30 days of rehabilitation
21 different exercises
317 videos total
All rehabilitation exercises are only to be performed until you feel a stretch up to a mild discomfort. Under no circumstances should you cause yourself any pain. If you feel any pain, please take a short break and resume exercising at a reduced strain level. Overexertion will slow down the recovery process!
This program was created with the help of:
Dr. Vladimir Stefanov, MD, Orthopedic Traumatologist at MMA, Sofia
Please don’t hesitate to ask us your questions. Dial +359889250440 or use the chat bubble on the bottom right.
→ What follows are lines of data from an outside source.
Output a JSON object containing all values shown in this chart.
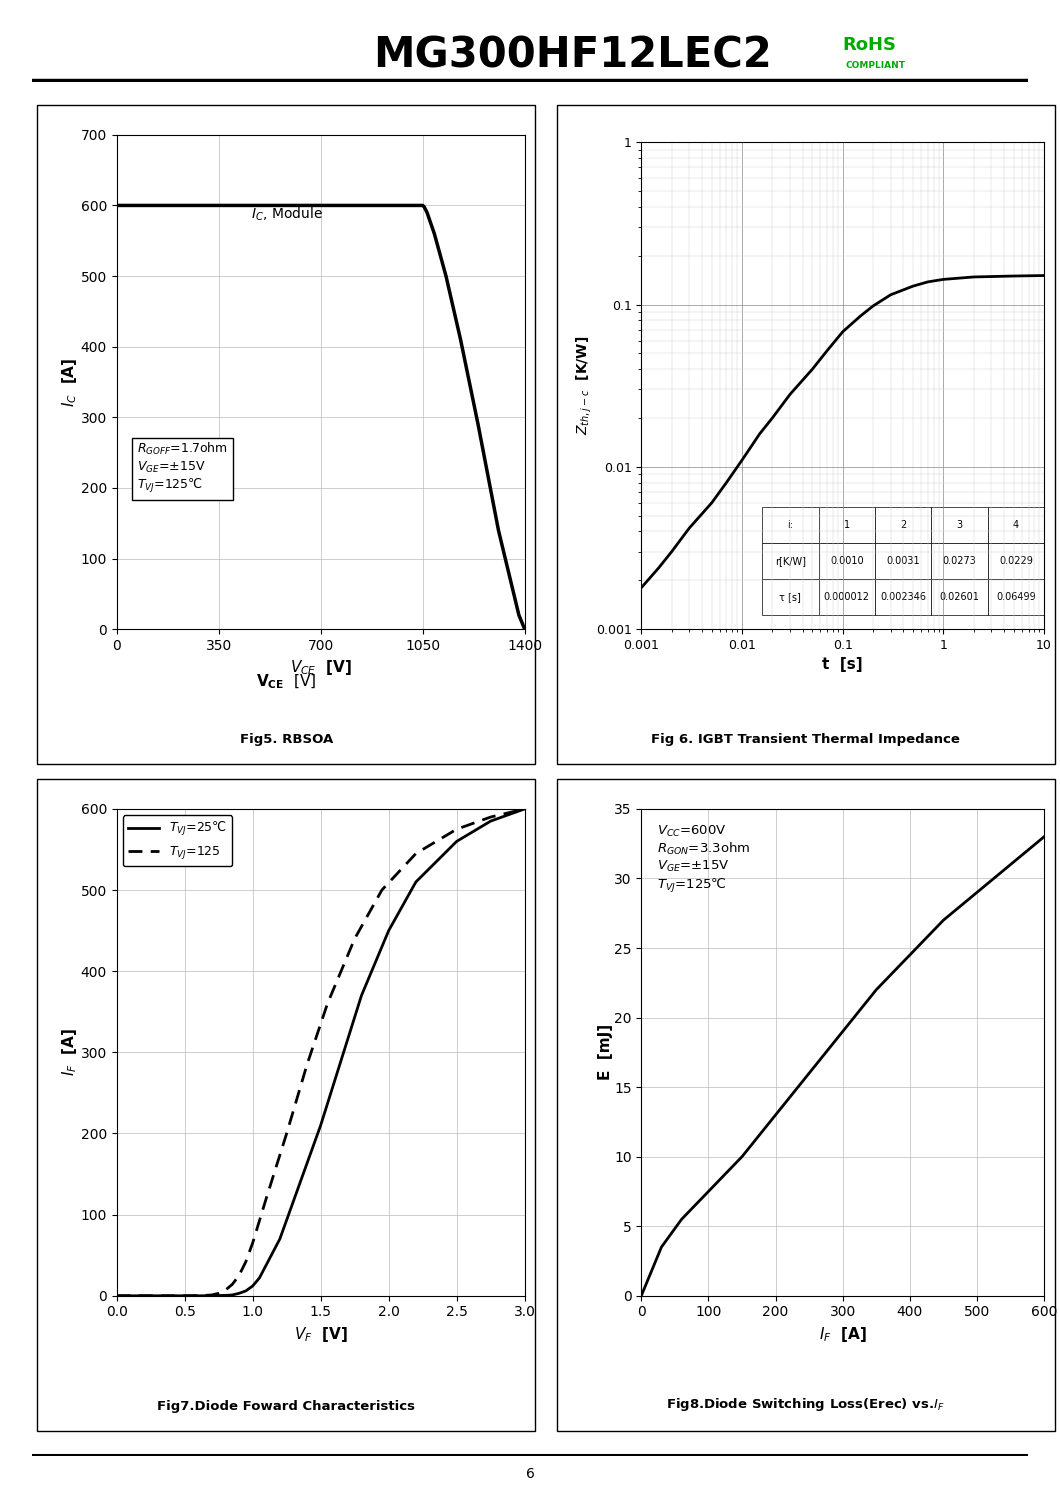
{
  "title": "MG300HF12LEC2",
  "fig1_xlabel": "V_{CE}  [V]",
  "fig1_ylabel_top": "I_C",
  "fig1_ylabel_bot": "[A]",
  "fig1_annotation": "I_C, Module",
  "fig1_box_text": "R_GOFF=1.7ohm\nV_GE=±15V\nTVJ=125℃",
  "fig1_caption": "Fig5. RBSOA",
  "fig1_xlim": [
    0,
    1400
  ],
  "fig1_ylim": [
    0,
    700
  ],
  "fig1_xticks": [
    0,
    350,
    700,
    1050,
    1400
  ],
  "fig1_yticks": [
    0,
    100,
    200,
    300,
    400,
    500,
    600,
    700
  ],
  "fig1_curve_x": [
    0,
    1050,
    1055,
    1065,
    1090,
    1130,
    1180,
    1240,
    1310,
    1380,
    1400
  ],
  "fig1_curve_y": [
    600,
    600,
    598,
    590,
    560,
    500,
    410,
    290,
    140,
    20,
    0
  ],
  "fig2_caption": "Fig 6. IGBT Transient Thermal Impedance",
  "fig2_xlabel": "t  [s]",
  "fig2_ylabel": "Z_{th,j-c}  [K/W]",
  "fig2_xlim": [
    0.001,
    10
  ],
  "fig2_ylim": [
    0.001,
    1
  ],
  "fig2_table_i": [
    "1",
    "2",
    "3",
    "4"
  ],
  "fig2_table_r": [
    "0.0010",
    "0.0031",
    "0.0273",
    "0.0229"
  ],
  "fig2_table_tau": [
    "0.000012",
    "0.002346",
    "0.02601",
    "0.06499"
  ],
  "fig2_curve_x": [
    0.001,
    0.0015,
    0.002,
    0.003,
    0.005,
    0.007,
    0.01,
    0.015,
    0.02,
    0.03,
    0.05,
    0.07,
    0.1,
    0.15,
    0.2,
    0.3,
    0.5,
    0.7,
    1.0,
    2.0,
    5.0,
    10.0
  ],
  "fig2_curve_y": [
    0.0018,
    0.0024,
    0.003,
    0.0042,
    0.006,
    0.008,
    0.011,
    0.016,
    0.02,
    0.028,
    0.04,
    0.052,
    0.068,
    0.085,
    0.098,
    0.115,
    0.13,
    0.138,
    0.143,
    0.148,
    0.15,
    0.151
  ],
  "fig3_caption": "Fig7.Diode Foward Characteristics",
  "fig3_xlabel": "V_F  [V]",
  "fig3_ylabel": "I_F  [A]",
  "fig3_xlim": [
    0,
    3
  ],
  "fig3_ylim": [
    0,
    600
  ],
  "fig3_xticks": [
    0,
    0.5,
    1.0,
    1.5,
    2.0,
    2.5,
    3.0
  ],
  "fig3_yticks": [
    0,
    100,
    200,
    300,
    400,
    500,
    600
  ],
  "fig3_curve1_label": "TVJ=25℃",
  "fig3_curve2_label": "TVJ=125",
  "fig3_curve1_x": [
    0.0,
    0.7,
    0.8,
    0.85,
    0.9,
    0.95,
    1.0,
    1.05,
    1.1,
    1.2,
    1.35,
    1.5,
    1.65,
    1.8,
    2.0,
    2.2,
    2.5,
    2.75,
    3.0
  ],
  "fig3_curve1_y": [
    0,
    0,
    0.5,
    1,
    3,
    6,
    12,
    22,
    38,
    70,
    140,
    210,
    290,
    370,
    450,
    510,
    560,
    585,
    600
  ],
  "fig3_curve2_x": [
    0.0,
    0.55,
    0.65,
    0.7,
    0.75,
    0.8,
    0.85,
    0.9,
    0.95,
    1.0,
    1.1,
    1.25,
    1.4,
    1.55,
    1.75,
    1.95,
    2.2,
    2.5,
    2.75,
    3.0
  ],
  "fig3_curve2_y": [
    0,
    0,
    0.5,
    1,
    3,
    7,
    14,
    25,
    42,
    65,
    120,
    200,
    285,
    360,
    440,
    500,
    545,
    575,
    590,
    600
  ],
  "fig4_caption": "Fig8.Diode Switching Loss(Erec) vs.I_F",
  "fig4_xlabel": "I_F  [A]",
  "fig4_ylabel": "E  [mJ]",
  "fig4_annotation": "VCC=600V\nRGON=3.3ohm\nVGE=±15V\nTVJ=125℃",
  "fig4_xlim": [
    0,
    600
  ],
  "fig4_ylim": [
    0,
    35
  ],
  "fig4_xticks": [
    0,
    100,
    200,
    300,
    400,
    500,
    600
  ],
  "fig4_yticks": [
    0,
    5,
    10,
    15,
    20,
    25,
    30,
    35
  ],
  "fig4_curve_x": [
    0,
    30,
    60,
    100,
    150,
    200,
    250,
    300,
    350,
    400,
    450,
    500,
    550,
    600
  ],
  "fig4_curve_y": [
    0,
    3.5,
    5.5,
    7.5,
    10,
    13,
    16,
    19,
    22,
    24.5,
    27,
    29,
    31,
    33
  ]
}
Trochanteric bursitis is an inflammation of the bursa (synovial sac) at the greater trochanter of the femur. The term ‘greater trochanter’ denotes a bone protrusion in the area we colloquially call the hips. The trochanter serves an important attachment site for a number of muscles. The tendons of some of these muscles lie directly on top of it, and so rub against it during motion. Between them lies another structure, reducing some of the friction. This structure is known as a synovial sac or ‘bursa’ in Latin. Multiple factors, including overexertion and repetitive motion, can cause inflammation in the synovial sac, leading to a buildup of fluid inside it. This is known as bursitis. Upon examination, bursitis appears as a painful swelling that feels warm and might exhibit redness. Exercises should only be started after the initial acute inflammatory reaction, which can be treated with non-steroidal anti-inflammatory drugs (NSAIDs), rest, and by icing.
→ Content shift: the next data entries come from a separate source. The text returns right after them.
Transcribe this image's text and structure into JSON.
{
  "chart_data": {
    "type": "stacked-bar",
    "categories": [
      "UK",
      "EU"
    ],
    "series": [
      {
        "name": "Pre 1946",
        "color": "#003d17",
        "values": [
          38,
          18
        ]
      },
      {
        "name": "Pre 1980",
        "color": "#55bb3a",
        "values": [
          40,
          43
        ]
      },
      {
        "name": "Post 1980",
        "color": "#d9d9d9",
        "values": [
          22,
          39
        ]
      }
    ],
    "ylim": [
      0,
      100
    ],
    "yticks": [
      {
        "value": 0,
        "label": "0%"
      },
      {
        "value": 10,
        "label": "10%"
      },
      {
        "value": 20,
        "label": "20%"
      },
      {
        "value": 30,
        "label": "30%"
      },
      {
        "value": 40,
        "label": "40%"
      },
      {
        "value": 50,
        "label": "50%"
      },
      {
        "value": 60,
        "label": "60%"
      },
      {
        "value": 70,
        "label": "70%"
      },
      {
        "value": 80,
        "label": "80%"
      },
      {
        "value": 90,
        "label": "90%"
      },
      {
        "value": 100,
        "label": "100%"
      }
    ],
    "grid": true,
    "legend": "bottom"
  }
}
Trochanteric bursitis is seen mainly in middle-aged people. It frequently affects sports athletes in particular. Among the causes of bursitis are: muscle overexertion, physical trauma in the area, incorrect standing posture, arthritis, psoriasis.
In the event of infectious bursitis, the patient is treated with antibiotics. In some cases, surgical intervention is necessary, in order to drain synovial fluid or even remove the bursa entirely.